= Multiplicative character =

In mathematics, a multiplicative character (or linear character, or simply character) on a group G is a group homomorphism from G to the multiplicative group of a field (Artin 1966), usually the field of complex numbers. If G is any group, then the set Ch(G) of these morphisms forms an abelian group under pointwise multiplication.

This group is referred to as the character group of G. Sometimes only unitary characters are considered (characters whose image is in the unit circle); other such homomorphisms are then called quasi-characters. Dirichlet characters can be seen as a special case of this definition.

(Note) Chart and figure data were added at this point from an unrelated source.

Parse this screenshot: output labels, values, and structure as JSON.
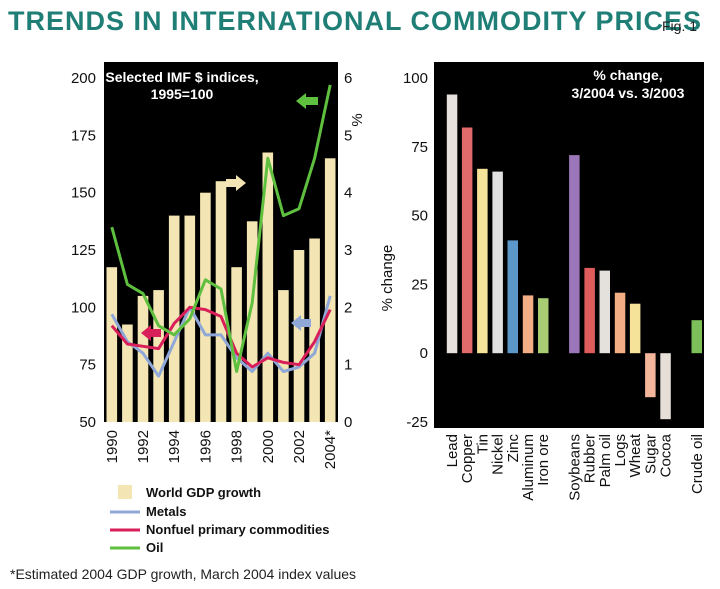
{
  "page": {
    "title": "Trends in international commodity prices",
    "fig_label": "Fig. 1",
    "footnote": "*Estimated 2004 GDP growth, March 2004 index values"
  },
  "colors": {
    "panel_bg": "#000000",
    "gdp_bar": "#f3e6b4",
    "metals": "#8fa8d8",
    "nonfuel": "#d81f5a",
    "oil": "#5fbf3f",
    "title": "#1f7f76"
  },
  "chart_data": [
    {
      "type": "bar+line",
      "title_lines": [
        "Selected IMF $ indices,",
        "1995=100"
      ],
      "x_ticks": [
        "1990",
        "1992",
        "1994",
        "1996",
        "1998",
        "2000",
        "2002",
        "2004*"
      ],
      "years": [
        1990,
        1991,
        1992,
        1993,
        1994,
        1995,
        1996,
        1997,
        1998,
        1999,
        2000,
        2001,
        2002,
        2003,
        2004
      ],
      "left_axis": {
        "min": 50,
        "max": 200,
        "ticks": [
          50,
          75,
          100,
          125,
          150,
          175,
          200
        ]
      },
      "right_axis": {
        "label": "%",
        "min": 0,
        "max": 6,
        "ticks": [
          0,
          1,
          2,
          3,
          4,
          5,
          6
        ]
      },
      "bars": {
        "name": "World GDP growth",
        "axis": "right",
        "values": [
          2.7,
          1.7,
          2.2,
          2.3,
          3.6,
          3.6,
          4.0,
          4.2,
          2.7,
          3.5,
          4.7,
          2.3,
          3.0,
          3.2,
          4.6
        ]
      },
      "series": [
        {
          "name": "Metals",
          "axis": "left",
          "values": [
            97,
            85,
            80,
            70,
            85,
            100,
            88,
            88,
            78,
            72,
            80,
            72,
            74,
            80,
            105
          ]
        },
        {
          "name": "Nonfuel primary commodities",
          "axis": "left",
          "values": [
            92,
            84,
            83,
            82,
            93,
            100,
            99,
            96,
            80,
            74,
            78,
            76,
            75,
            85,
            99
          ]
        },
        {
          "name": "Oil",
          "axis": "left",
          "values": [
            135,
            110,
            106,
            92,
            88,
            95,
            112,
            108,
            72,
            102,
            165,
            140,
            143,
            165,
            197
          ]
        }
      ],
      "legend": [
        "World GDP growth",
        "Metals",
        "Nonfuel primary commodities",
        "Oil"
      ]
    },
    {
      "type": "bar",
      "title_lines": [
        "% change,",
        "3/2004 vs. 3/2003"
      ],
      "ylabel": "% change",
      "y_axis": {
        "min": -25,
        "max": 100,
        "ticks": [
          -25,
          0,
          25,
          50,
          75,
          100
        ]
      },
      "groups": [
        {
          "categories": [
            "Lead",
            "Copper",
            "Tin",
            "Nickel",
            "Zinc",
            "Aluminum",
            "Iron ore"
          ],
          "values": [
            94,
            82,
            67,
            66,
            41,
            21,
            20
          ],
          "colors": [
            "#e6e1dc",
            "#e26a6a",
            "#f6e39a",
            "#e1e1e1",
            "#5b97c9",
            "#f4ae86",
            "#a8cd73"
          ]
        },
        {
          "categories": [
            "Soybeans",
            "Rubber",
            "Palm oil",
            "Logs",
            "Wheat",
            "Sugar",
            "Cocoa"
          ],
          "values": [
            72,
            31,
            30,
            22,
            18,
            -16,
            -24
          ],
          "colors": [
            "#9b76b8",
            "#de5c5c",
            "#e4e0dc",
            "#f4ae86",
            "#f6e39a",
            "#f4b69a",
            "#e6dfd8"
          ]
        },
        {
          "categories": [
            "Crude oil"
          ],
          "values": [
            12
          ],
          "colors": [
            "#7cc05a"
          ]
        }
      ]
    }
  ]
}
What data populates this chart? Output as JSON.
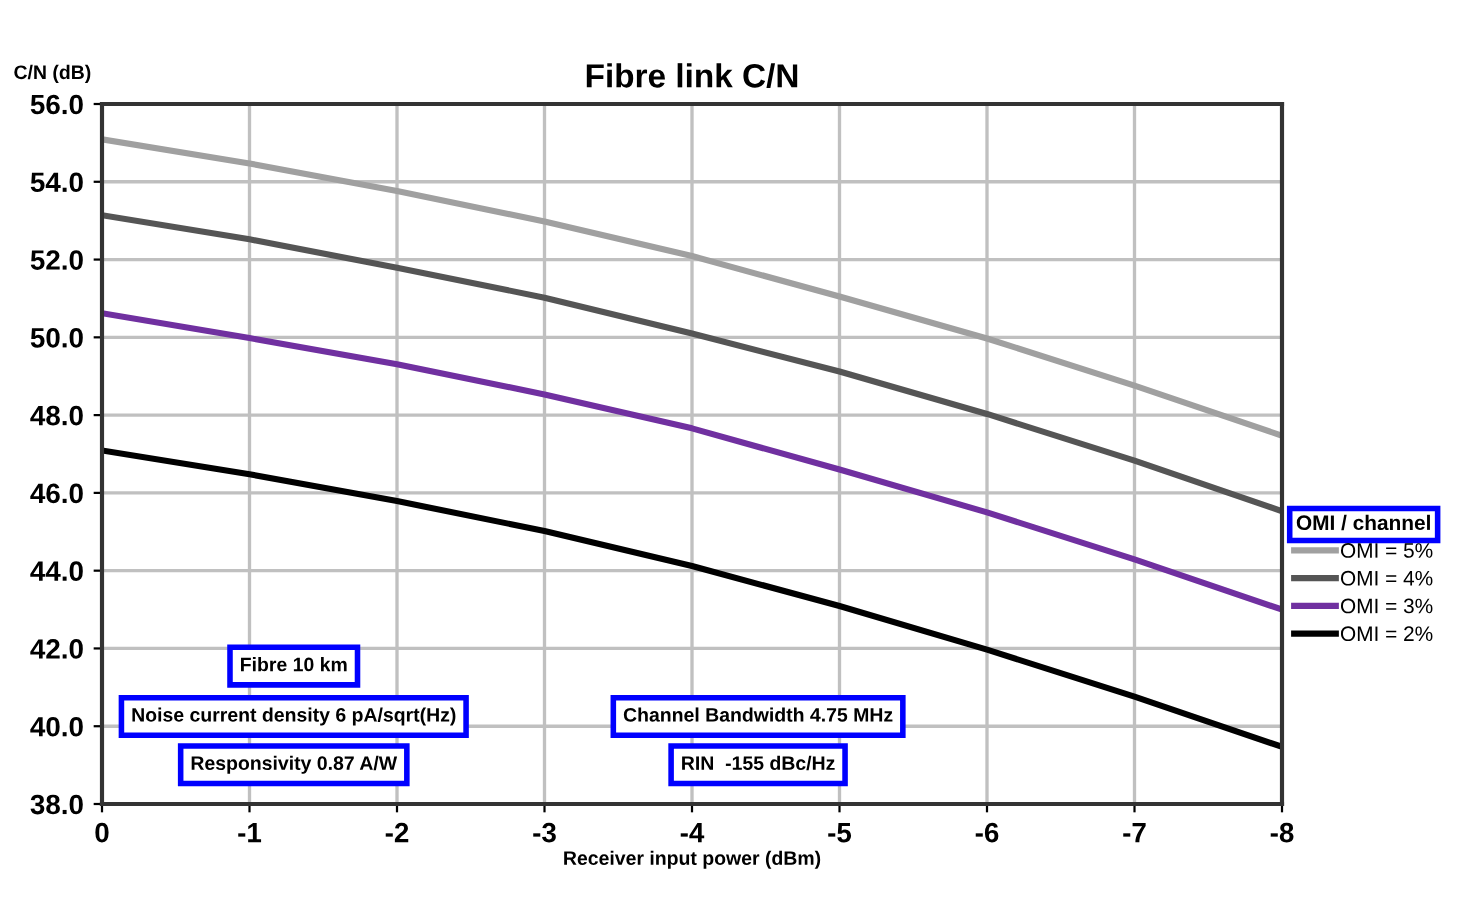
{
  "chart_data": {
    "type": "line",
    "title": "Fibre link C/N",
    "xlabel": "Receiver input power (dBm)",
    "ylabel": "C/N (dB)",
    "legend_title": "OMI / channel",
    "x": [
      0,
      -1,
      -2,
      -3,
      -4,
      -5,
      -6,
      -7,
      -8
    ],
    "series": [
      {
        "name": "OMI = 5%",
        "color": "#a0a0a0",
        "values": [
          55.09,
          54.47,
          53.76,
          52.98,
          52.09,
          51.05,
          49.97,
          48.76,
          47.47
        ]
      },
      {
        "name": "OMI = 4%",
        "color": "#555555",
        "values": [
          53.14,
          52.52,
          51.79,
          51.02,
          50.1,
          49.12,
          48.03,
          46.83,
          45.53
        ]
      },
      {
        "name": "OMI = 3%",
        "color": "#7030a0",
        "values": [
          50.62,
          49.98,
          49.31,
          48.53,
          47.66,
          46.6,
          45.5,
          44.29,
          43.0
        ]
      },
      {
        "name": "OMI = 2%",
        "color": "#000000",
        "values": [
          47.09,
          46.48,
          45.79,
          45.02,
          44.12,
          43.09,
          41.97,
          40.76,
          39.47
        ]
      }
    ],
    "xlim": [
      0,
      -8
    ],
    "xticks": [
      {
        "value": 0,
        "label": "0"
      },
      {
        "value": -1,
        "label": "-1"
      },
      {
        "value": -2,
        "label": "-2"
      },
      {
        "value": -3,
        "label": "-3"
      },
      {
        "value": -4,
        "label": "-4"
      },
      {
        "value": -5,
        "label": "-5"
      },
      {
        "value": -6,
        "label": "-6"
      },
      {
        "value": -7,
        "label": "-7"
      },
      {
        "value": -8,
        "label": "-8"
      }
    ],
    "ylim": [
      38,
      56
    ],
    "yticks": [
      {
        "value": 38,
        "label": "38.0"
      },
      {
        "value": 40,
        "label": "40.0"
      },
      {
        "value": 42,
        "label": "42.0"
      },
      {
        "value": 44,
        "label": "44.0"
      },
      {
        "value": 46,
        "label": "46.0"
      },
      {
        "value": 48,
        "label": "48.0"
      },
      {
        "value": 50,
        "label": "50.0"
      },
      {
        "value": 52,
        "label": "52.0"
      },
      {
        "value": 54,
        "label": "54.0"
      },
      {
        "value": 56,
        "label": "56.0"
      }
    ],
    "grid": true,
    "legend": "right",
    "marker": "none",
    "line_style": "solid",
    "annotations": [
      "Fibre 10 km",
      "Noise current density 6 pA/sqrt(Hz)",
      "Responsivity 0.87 A/W",
      "Channel Bandwidth 4.75 MHz",
      "RIN  -155 dBc/Hz"
    ]
  }
}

Multiplicative characters are linearly independent, i.e. if $\chi_1, \chi_2, \ldots, \chi_n$ are different characters on a group G then $a_1\chi_1 + a_2\chi_2 + \cdots + a_n\chi_n = 0$ only when $a_1 = a_2 = \cdots = a_n = 0.$

==Examples==

- Consider the (ax + b)-group
 $$G := \left\{ \left. \begin{pmatrix} a & b \\ 0 & 1 \end{pmatrix}\ \right|\ a > 0,\ b \in \mathbf{R} \right\}.$$
 Functions f_{u} : G → C such that $$f_u \left(\begin{pmatrix}
a & b \\
0 & 1 \end{pmatrix}\right)=a^u,$$ where u ranges over complex numbers C are multiplicative characters.

- Consider the multiplicative group of positive real numbers (R^{+},·). Then functions f_{u} : (R^{+},·) → C such that f_{u}(a) = a^{u}, where a is an element of (R^{+}, ·) and u ranges over complex numbers C, are multiplicative characters.